Another individual, who had been hooked on drugs (I'm not sure what drugs), was in a sobriety program when I began working with him and his writing. A scowling teenager, he had produced a piece of writing on his personal dreams and aspirations that was original and inventive. He stayed sober through his junior year but lapsed at some time in his senior year before getting sober again. He described sobriety as the most incredible clarifying experience, a time when his creativity felt boundless and his potential seemed endless.
So, clarity, boundless creativity, endless potential.
I feel these things, too, as I wake up at 5 a.m. to read, as I go through a day of encounters with people of various personalities and personal challenges that they often bring to encounters and feel myself able to give them attention and compassion without getting unstrung myself. I feel the power as I read at a high speed, and feel confident that my reading is accurate. I feel the strength of boundless creativity as I run during lunch, and swim after the work day is done. I also notice the difference as I look in the mirror, and see my skin looking fresher, younger, less worn, less tired.
It's my goal to keep it going for at least eighteen more months.
After that, honestly, we'll see.
But what can I do now that I wasn't able to do this time last year?
* Run a 12-minute mile at a relaxed pace.
* Swim 1,000 to 2,000 yards without getting completely winded.
There's other non-physical benefits, too. I speak my mind without worrying that I will say something that I might regret later, meaning that I feel a full command of my thoughts and emotions. I do things that seem counter-productive to the overwork culture of twenty-first century corporate America like taking three weeks of vacation to play sports and plant tomatoes, or write poems and short prose pieces on a nightly basis, and know that I deserve it. I get -- probably 28 out of every 30 days of each month -- a full night, eight hours, of sleep.

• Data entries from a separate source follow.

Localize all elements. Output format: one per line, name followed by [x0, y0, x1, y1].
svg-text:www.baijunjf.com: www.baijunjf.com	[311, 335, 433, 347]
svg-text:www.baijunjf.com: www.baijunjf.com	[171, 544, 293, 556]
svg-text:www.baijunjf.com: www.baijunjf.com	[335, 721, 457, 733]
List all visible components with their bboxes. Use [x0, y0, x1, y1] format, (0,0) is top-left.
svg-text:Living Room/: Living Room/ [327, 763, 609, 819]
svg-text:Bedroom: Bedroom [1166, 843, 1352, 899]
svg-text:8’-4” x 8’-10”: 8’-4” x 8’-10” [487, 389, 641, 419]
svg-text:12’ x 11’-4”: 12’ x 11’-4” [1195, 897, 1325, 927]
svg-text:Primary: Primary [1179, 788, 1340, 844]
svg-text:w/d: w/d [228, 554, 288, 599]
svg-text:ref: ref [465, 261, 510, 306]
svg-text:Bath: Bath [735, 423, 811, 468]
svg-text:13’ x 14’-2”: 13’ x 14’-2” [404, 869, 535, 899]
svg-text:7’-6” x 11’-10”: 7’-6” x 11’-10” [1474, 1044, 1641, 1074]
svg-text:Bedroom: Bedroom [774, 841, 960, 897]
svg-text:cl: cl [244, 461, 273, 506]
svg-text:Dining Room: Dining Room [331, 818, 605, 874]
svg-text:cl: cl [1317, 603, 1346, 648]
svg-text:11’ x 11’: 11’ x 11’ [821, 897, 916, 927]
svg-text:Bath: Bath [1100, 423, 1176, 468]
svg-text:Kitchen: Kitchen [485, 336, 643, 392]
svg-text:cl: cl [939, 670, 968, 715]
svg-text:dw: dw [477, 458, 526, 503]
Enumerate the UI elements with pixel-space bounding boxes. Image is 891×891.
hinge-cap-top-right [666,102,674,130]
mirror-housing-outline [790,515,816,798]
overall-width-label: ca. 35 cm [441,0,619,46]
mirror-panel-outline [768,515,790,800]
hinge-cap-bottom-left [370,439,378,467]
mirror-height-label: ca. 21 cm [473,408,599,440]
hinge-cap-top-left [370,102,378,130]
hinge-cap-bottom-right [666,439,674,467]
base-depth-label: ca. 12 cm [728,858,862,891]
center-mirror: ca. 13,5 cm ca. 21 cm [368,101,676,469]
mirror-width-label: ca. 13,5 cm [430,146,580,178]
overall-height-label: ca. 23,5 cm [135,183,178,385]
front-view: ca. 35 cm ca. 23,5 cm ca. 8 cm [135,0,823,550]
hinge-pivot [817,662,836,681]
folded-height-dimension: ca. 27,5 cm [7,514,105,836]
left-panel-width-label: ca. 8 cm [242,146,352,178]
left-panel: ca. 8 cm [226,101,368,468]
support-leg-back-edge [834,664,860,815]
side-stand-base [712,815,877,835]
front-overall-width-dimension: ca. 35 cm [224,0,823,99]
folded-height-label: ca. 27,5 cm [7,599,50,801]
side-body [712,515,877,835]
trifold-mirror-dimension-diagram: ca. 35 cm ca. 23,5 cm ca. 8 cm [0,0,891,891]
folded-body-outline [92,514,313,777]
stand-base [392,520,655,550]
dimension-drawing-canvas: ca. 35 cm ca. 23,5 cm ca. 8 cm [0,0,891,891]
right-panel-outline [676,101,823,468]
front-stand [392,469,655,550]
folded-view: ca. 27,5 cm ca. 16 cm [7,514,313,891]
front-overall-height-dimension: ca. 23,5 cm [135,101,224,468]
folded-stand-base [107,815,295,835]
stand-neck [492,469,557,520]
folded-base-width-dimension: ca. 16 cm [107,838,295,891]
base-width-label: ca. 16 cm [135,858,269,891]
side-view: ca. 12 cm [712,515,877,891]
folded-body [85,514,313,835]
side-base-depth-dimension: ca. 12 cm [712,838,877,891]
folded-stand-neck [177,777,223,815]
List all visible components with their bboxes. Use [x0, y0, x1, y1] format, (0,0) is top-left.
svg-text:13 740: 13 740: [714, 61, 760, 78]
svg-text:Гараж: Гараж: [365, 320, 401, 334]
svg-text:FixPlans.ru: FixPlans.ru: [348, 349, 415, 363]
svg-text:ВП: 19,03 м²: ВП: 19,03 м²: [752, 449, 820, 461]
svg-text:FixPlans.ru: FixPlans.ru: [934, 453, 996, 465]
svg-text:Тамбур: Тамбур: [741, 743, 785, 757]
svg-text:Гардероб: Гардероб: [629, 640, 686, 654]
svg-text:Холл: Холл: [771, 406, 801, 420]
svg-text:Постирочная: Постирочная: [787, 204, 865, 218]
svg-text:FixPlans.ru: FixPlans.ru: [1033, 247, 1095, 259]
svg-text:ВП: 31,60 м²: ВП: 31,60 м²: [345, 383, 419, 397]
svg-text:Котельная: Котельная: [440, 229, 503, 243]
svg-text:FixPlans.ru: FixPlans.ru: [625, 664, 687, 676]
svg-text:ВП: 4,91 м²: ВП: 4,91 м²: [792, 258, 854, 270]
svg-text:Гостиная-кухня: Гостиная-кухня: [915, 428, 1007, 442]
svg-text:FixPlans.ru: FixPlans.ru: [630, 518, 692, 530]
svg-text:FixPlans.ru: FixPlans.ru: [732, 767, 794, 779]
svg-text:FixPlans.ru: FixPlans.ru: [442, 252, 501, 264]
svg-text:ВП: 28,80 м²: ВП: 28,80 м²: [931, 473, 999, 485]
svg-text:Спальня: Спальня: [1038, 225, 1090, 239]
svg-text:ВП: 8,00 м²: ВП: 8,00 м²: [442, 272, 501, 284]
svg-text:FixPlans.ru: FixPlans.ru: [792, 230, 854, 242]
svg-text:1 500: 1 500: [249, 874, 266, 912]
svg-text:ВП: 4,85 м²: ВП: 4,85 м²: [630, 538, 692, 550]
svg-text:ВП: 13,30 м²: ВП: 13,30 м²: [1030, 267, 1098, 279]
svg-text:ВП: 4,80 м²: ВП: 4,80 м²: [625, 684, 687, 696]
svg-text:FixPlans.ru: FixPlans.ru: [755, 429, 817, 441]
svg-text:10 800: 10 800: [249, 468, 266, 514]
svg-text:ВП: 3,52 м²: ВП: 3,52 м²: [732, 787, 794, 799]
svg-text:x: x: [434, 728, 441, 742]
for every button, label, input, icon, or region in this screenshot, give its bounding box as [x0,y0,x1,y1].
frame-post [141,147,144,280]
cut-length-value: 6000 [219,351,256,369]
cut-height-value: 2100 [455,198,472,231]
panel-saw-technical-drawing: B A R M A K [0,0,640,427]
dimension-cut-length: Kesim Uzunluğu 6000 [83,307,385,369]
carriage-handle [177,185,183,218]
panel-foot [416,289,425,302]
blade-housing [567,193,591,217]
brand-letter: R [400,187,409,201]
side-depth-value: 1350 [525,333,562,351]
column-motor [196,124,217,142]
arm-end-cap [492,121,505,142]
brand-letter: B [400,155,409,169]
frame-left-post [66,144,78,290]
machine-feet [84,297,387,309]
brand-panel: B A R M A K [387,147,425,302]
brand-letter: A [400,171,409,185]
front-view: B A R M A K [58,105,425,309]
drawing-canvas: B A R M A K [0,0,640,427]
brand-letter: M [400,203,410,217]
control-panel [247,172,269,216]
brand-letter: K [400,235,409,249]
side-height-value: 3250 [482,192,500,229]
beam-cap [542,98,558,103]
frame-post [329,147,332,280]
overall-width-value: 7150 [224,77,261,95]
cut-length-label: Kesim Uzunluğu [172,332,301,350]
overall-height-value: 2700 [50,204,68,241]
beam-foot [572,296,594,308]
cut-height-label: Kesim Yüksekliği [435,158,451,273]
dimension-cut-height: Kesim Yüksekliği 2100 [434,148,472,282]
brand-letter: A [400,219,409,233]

Describing life as a non-drinker, however, is challenging. Our culture is that of a drinker. Non-drinkers are categorized as deviants, somehow, as threats to a sense of normality. Many find solace in support groups like Alcoholics Anonymous. I am afraid to visit Alcoholics Anonymous because I, too, feel threatened by the category of deviancy that AA seems to house: the people who admit themselves to be alcoholics, the people who share their stories of having drinking problems. I fear the stigma that surrounds the woman who attends social functions with a glass of ice tea in her hand, or who sips Perrier from a bottle.
I also worry about the loss of friends, the loss of a social circle that might come with non-drinking.
In short, almost everyone I know drinks. Some of them a little; some of them a lot. All of them seem to have no problem with their intake and behavior. I realize that I once belonged to that group, and I feel awkward when I ask my husband to limit his drinking to beer (which I've never been fond of) and to request that the occasional dinner guest not bring a bottle of wine. At this stage in my life as a non-drinker, I feel that I can be around drinkers, but not much and especially not in my own home. I fear that my ability to move in the circle of friends and new acquaintances in which I once felt extremely comfortable has been severely curtailed.
Still, each morning that I wake up, I feel a deep sense of gratitude for the difficult decision I made.